D. A. Jabs, J. Wingard, W. R. Green, E. R. Farmer, G. Vogelsang and R. Saral
Department of Ophthalmology, Johns Hopkins Oncology Center, Johns Hopkins University School of Medicine, Baltimore, Md.

Of a series of 263 patients undergoing allogeneic bone marrow transplantation (BMT), 24 patients developed conjunctival involvement by graft-vs-host disease (GVHD). In each case, a distinct-appearing conjunctivitis developed that representing GVHD of the conjunctiva.
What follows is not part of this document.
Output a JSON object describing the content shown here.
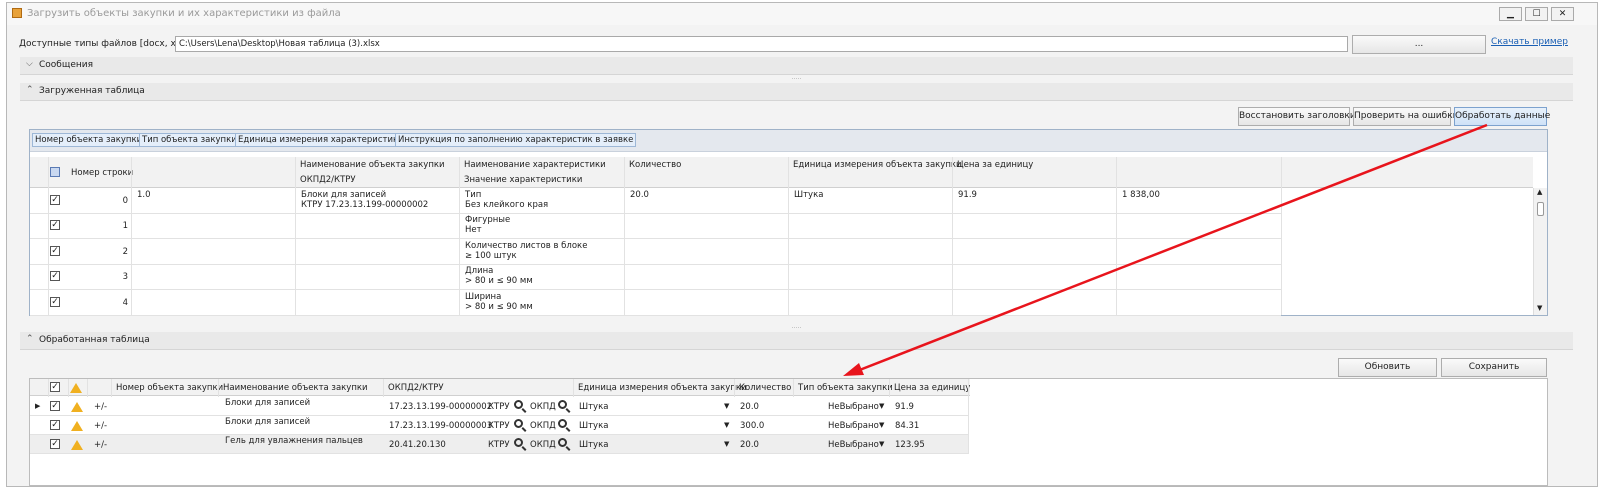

In 19 cases (79%), conjunctival GVHD presented with pseudomembrane formation due to loss of the conjunctival epithelium; in 4 of these cases, the corneal epithelium was lost as well. Nineteen patients developed this feature in association with acute GVHD, and mortality among these patients was 89.5%. Kaplan-Meier analysis of survival demonstrated a decreased survival of patients with conjunctival involvement compared with all marrow transplant recipients and compared with all patients with GVHD. However, survival was similar to that seen in patients with severe systemic GVHD (overall stages II through IV). Five patients developed conjunctival GVHD in association with chronic GVHD, and all had severe chronic GVHD. four of these five with chronic GVHD subsequently died. Conjunctival involvement by GVHD represents a distinct clinical finding and is a marker for severe systemic involvement by GVHD. A clinical staging system for ocular involvement was formulated.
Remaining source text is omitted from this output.